The microservices vs monolith debate often has more to do with technology fashion than with engineering fundamentals. The reality is that the right choice depends almost entirely on where you are in your growth trajectory and how large your engineering team is.
Start With a Monolith
For any team with fewer than 15–20 engineers and a product that has not yet reached significant scale, a well-structured monolith is almost always the right architecture. A monolith is simpler to develop, debug, deploy, and understand. The operational overhead of microservices — distributed tracing, service discovery, network latency, independent deployment pipelines — is real and punishing at small scale.
The goal is not to have the right architecture for 10 million users.
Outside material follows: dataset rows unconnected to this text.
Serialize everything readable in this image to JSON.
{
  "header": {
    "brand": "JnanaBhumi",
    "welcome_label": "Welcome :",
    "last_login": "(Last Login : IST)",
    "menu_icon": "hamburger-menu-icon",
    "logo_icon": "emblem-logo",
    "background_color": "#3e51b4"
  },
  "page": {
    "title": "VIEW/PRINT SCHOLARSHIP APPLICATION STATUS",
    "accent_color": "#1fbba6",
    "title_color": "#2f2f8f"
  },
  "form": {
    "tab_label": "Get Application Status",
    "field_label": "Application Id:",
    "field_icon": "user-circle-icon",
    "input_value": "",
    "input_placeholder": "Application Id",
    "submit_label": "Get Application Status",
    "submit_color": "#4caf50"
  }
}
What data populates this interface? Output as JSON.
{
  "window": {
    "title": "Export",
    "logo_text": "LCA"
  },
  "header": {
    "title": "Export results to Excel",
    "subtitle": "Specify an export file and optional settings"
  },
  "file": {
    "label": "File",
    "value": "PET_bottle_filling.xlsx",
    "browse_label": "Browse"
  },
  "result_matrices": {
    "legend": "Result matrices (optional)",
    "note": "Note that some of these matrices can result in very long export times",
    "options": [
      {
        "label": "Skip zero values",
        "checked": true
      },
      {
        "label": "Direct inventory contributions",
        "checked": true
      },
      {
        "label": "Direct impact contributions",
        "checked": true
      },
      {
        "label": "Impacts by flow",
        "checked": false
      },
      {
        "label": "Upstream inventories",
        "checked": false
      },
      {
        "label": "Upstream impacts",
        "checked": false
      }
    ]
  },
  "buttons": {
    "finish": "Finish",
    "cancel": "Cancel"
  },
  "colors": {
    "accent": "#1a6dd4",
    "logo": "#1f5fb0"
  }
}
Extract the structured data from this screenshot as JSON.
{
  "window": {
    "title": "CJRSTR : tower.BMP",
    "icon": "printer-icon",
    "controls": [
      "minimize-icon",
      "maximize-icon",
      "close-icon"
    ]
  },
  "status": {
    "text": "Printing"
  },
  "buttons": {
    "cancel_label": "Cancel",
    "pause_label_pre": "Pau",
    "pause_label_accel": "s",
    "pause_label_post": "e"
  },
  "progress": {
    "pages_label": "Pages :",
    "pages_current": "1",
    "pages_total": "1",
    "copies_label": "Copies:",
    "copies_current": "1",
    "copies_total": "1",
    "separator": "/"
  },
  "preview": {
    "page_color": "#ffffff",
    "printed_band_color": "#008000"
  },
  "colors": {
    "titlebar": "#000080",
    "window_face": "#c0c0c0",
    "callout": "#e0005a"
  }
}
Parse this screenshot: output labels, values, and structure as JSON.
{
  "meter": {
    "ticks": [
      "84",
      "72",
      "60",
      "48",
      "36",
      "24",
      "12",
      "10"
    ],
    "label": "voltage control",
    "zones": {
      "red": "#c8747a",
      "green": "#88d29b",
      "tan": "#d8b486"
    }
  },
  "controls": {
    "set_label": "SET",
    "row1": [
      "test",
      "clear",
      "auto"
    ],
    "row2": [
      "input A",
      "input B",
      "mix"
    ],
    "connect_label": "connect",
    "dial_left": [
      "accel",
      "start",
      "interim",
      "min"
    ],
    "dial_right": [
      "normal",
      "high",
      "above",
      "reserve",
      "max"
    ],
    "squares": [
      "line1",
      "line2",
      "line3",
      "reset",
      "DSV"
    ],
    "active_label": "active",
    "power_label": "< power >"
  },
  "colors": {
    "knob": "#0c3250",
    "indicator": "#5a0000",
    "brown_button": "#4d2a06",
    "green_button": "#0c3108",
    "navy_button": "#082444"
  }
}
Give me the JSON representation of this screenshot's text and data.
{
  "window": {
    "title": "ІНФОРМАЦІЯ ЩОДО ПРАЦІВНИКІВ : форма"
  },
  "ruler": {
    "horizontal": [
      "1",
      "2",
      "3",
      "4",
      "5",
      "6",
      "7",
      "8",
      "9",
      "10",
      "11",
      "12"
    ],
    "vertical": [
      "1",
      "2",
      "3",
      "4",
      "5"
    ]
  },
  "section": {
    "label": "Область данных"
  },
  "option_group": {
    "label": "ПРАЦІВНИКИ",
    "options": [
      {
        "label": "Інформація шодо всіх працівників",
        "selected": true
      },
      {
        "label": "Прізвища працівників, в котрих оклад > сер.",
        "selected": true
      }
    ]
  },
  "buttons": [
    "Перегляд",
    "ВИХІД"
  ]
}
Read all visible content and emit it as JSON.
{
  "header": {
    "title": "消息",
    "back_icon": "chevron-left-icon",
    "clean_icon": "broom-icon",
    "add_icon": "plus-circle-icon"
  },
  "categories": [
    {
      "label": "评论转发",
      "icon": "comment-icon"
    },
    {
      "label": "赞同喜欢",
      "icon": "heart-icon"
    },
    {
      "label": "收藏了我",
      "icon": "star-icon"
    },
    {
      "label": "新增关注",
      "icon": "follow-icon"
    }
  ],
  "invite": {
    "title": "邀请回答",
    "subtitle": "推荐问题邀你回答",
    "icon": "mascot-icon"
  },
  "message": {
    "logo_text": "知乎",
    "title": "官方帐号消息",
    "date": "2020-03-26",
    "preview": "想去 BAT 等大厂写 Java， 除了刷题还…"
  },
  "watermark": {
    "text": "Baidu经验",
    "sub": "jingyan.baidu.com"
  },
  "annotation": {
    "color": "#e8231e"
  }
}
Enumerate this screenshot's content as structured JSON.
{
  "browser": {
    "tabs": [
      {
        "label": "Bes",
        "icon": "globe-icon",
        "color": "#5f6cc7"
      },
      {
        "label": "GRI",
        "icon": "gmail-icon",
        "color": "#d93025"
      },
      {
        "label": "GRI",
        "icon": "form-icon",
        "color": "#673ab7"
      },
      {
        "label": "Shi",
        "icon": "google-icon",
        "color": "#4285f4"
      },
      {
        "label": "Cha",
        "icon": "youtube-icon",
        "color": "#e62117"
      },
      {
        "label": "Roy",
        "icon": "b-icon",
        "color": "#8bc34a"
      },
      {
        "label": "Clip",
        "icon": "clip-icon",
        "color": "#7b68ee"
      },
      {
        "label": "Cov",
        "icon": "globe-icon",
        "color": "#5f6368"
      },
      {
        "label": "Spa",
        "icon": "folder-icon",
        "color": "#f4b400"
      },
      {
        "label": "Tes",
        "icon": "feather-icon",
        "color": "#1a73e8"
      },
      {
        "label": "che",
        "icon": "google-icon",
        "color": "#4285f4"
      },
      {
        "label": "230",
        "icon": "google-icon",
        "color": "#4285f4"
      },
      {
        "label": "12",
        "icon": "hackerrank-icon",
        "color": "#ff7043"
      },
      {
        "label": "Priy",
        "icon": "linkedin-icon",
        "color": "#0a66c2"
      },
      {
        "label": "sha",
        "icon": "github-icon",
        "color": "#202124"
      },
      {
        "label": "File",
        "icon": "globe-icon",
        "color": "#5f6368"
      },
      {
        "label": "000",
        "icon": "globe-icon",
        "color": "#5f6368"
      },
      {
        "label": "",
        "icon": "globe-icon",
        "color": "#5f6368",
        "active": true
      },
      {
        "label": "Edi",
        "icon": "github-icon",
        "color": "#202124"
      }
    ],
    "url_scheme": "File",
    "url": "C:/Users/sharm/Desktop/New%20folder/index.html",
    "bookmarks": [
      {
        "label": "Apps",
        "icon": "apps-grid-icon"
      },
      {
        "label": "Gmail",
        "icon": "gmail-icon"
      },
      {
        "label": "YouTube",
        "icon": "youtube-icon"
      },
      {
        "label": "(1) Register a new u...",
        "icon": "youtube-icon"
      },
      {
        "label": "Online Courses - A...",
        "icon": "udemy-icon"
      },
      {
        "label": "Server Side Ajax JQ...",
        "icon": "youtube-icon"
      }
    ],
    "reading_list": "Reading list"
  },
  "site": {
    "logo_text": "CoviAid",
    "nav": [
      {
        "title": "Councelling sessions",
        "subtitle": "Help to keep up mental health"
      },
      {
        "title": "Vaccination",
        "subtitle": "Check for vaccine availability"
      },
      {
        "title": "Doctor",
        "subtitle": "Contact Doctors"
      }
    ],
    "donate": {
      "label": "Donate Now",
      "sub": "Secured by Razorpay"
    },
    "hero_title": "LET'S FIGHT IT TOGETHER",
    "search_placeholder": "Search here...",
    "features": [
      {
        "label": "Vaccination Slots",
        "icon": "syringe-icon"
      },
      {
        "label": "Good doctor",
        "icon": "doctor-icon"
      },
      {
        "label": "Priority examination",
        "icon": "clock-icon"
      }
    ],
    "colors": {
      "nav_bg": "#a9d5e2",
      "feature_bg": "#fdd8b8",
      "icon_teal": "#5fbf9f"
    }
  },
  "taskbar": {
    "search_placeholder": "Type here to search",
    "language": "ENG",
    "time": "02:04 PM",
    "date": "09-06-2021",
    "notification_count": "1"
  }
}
The goal is to reach 10 million users. A monolith that ships faster helps you get there.
The Signals That Suggest Microservices
- Multiple teams need to deploy independently without coordinating releases.
- A specific component has dramatically different scaling requirements (a video processing service vs the main API).
- Different parts of the system have different latency or availability SLAs.
- You have built the domain boundaries clearly in the monolith and are confident they are stable.
How to Migrate When the Time Comes
The strangler fig pattern is the safest migration path: extract one service at a time, routing specific traffic to the new service while the monolith continues serving everything else. This approach lets you validate each extraction before committing to the next, and provides a clear rollback path at every stage.
The Modular Monolith: The Best of Both
A modular monolith — where the codebase is internally structured into clearly bounded modules with explicit interfaces but deployed as a single unit — gives you the benefits of domain boundary clarity without the operational complexity of microservices. It is an excellent destination for most teams who never need to split further.